Özellikle Fransa’daki lider değişikliğinin de etkisiyle bu başlığı yeni başlıkların izleyeceği umudu yeşerse de bu sefer de Türkiye’de temel haklar ve özgürlükler alanında yaşanan sorunlar ve bu bağlamda Avrupa Birliği üyesi ülkelerin başkentlerinde Türk hükümetine yönelik soru işaretlerinin artması “başlık sessizliğinin” sürmesi sonucunu doğurdu. Gelinen aşamada, 10 yıllık müzakere sürecinin ardından, Türkiye 35 müzakere başlığından sadece 14’ünü açabildi, bunlardan da sadece birini kapatabildi.
Türkiye yerinde sayarken, Türk halkı Avrupa Birliği’ni iyiden iyiye umursamaz bir hava içine girerken diğer ülkeler boş durmadı. Üyelik müzakerelerine Türkiye’yle aynı gün başlayan Hırvatistan, müzakereleri 6 yılda tamamladı. 1 Temmuz 2013’te üye oldu. 2009’da üyelik başvurusu yapan İzlanda, 2010’da müzakerelere başladı. 2013’te müzakereleri tek taraflı askıya alana dek 27 başlık açtı bunlardan 11’ini kapattı. 2015’te müzakerelere devam etmeme kararı aldı. Müzakerelere Türkiye’den 7 yıl sonra başlayan Karadağ, bugüne kadar 20 başlık açarken bunlardan 2’sini kapattı. 2014’te üyelik müzakerelerine başlayan Sırbistan ise henüz başlık açamadı.
Türkiye’nin yükümlülüklerini yerine getirmemesi ve bazı üye ülkelerin siyasi gerekçelerle uyguladıkları blokajın füzyonunun yarattığı ortam müzakerelerde ilerlenmesini engellemeyi sürdürüyor. Gelinen aşamada en dikkat çekici noktayı ise 10 yıldır süren müzakerelerin doğal sonucu olması gereken temel hak ve özgürlükler alanındaki ilerlemeler yerine belirgin gerilemelerin öne çıkması oluşturuyor.
Her ne kadar Türkiye’de “Ankara kriterleri” temelinde yapılan hesaplamalar 28 başlığın açılıp bunlardan 14 tanesinin kapatıldığına işaret etse de bu hesap üyelik için karşılanması zorunlu olan Kopenhag kriterlerine göre yapıldığında Ankara, 14 başlık açıp bunlardan sadece 1 tanesini kapattığı gerçeğiyle karşı karşıya kalıyor.
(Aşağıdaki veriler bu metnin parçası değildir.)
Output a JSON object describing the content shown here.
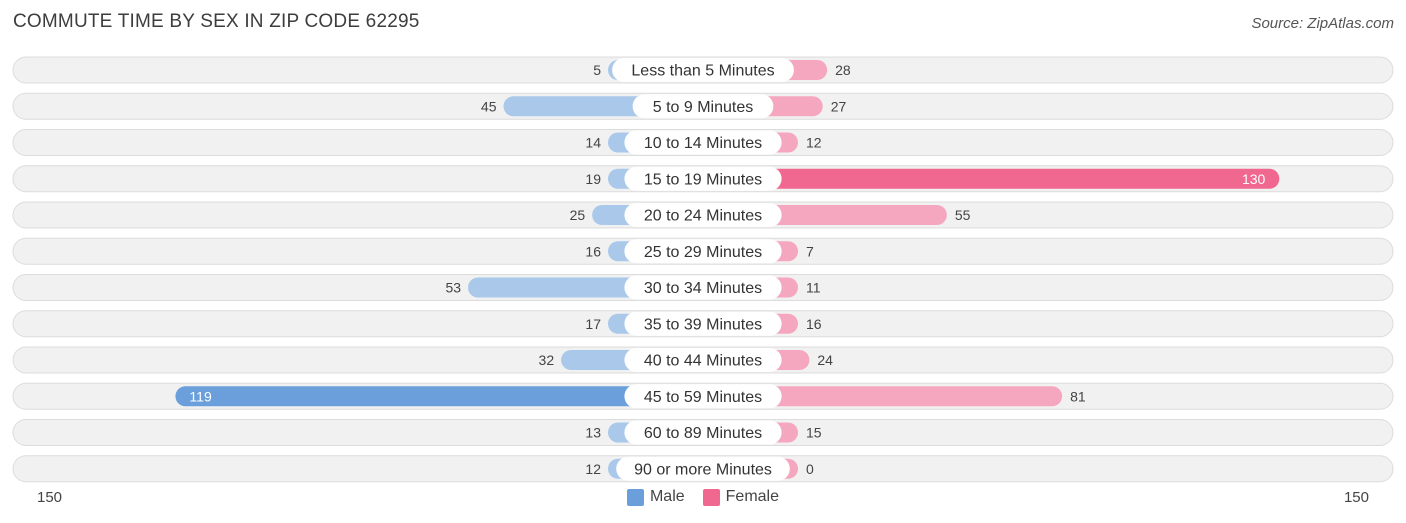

Kıbrıs konusu teknik olarak müzakerelerde itici güç olma potansiyelini korurken Avrupa Birliği yetkilileri, son dönemde Türkiye’de yaşanan olumsuzlukların Brüksel-Ankara arasında zaten çok iyi olmayan zemini iyice kayganlaştırma riskini artırdığına vurgu yapıyor.
Müzakere sürecinin belli bir aşamasından sonra Türkiye’nin eksen değiştirip değiştirmediğine yönelik sorulan sorular son dönemde yeniden gündemde. Türkiye-Avrupa Birliği arasındaki frekansların çoğu zaman tutmaması, Ankara’dan gelen çoğu açıklamanın gerilim ve suçlama dozunun yüksekliği, Avrupa Birliği’nden yapılan eleştirilerin zaman zaman kontrolsüz olması yetkililerin zaten yolda tutmakta zorlandıkları süreci daha da zorlu kılıyor.
Avrupa Birliği Komisyonu’nun Avrupa Komşuluk Politikası ve Genişleme Müzakerelerinden Sorumlu Üyesi Johannes Hahn’ın son olarak Alman basınına verdiği bir demeçte yaptığı, “Türkiye şu anda Avrupa yönünde ilerlemiyor” vurgusu ise Brüksel’deki genel görüşü ve müzakere sürecinin ruh halini özetleyen bir içeriğe sahip.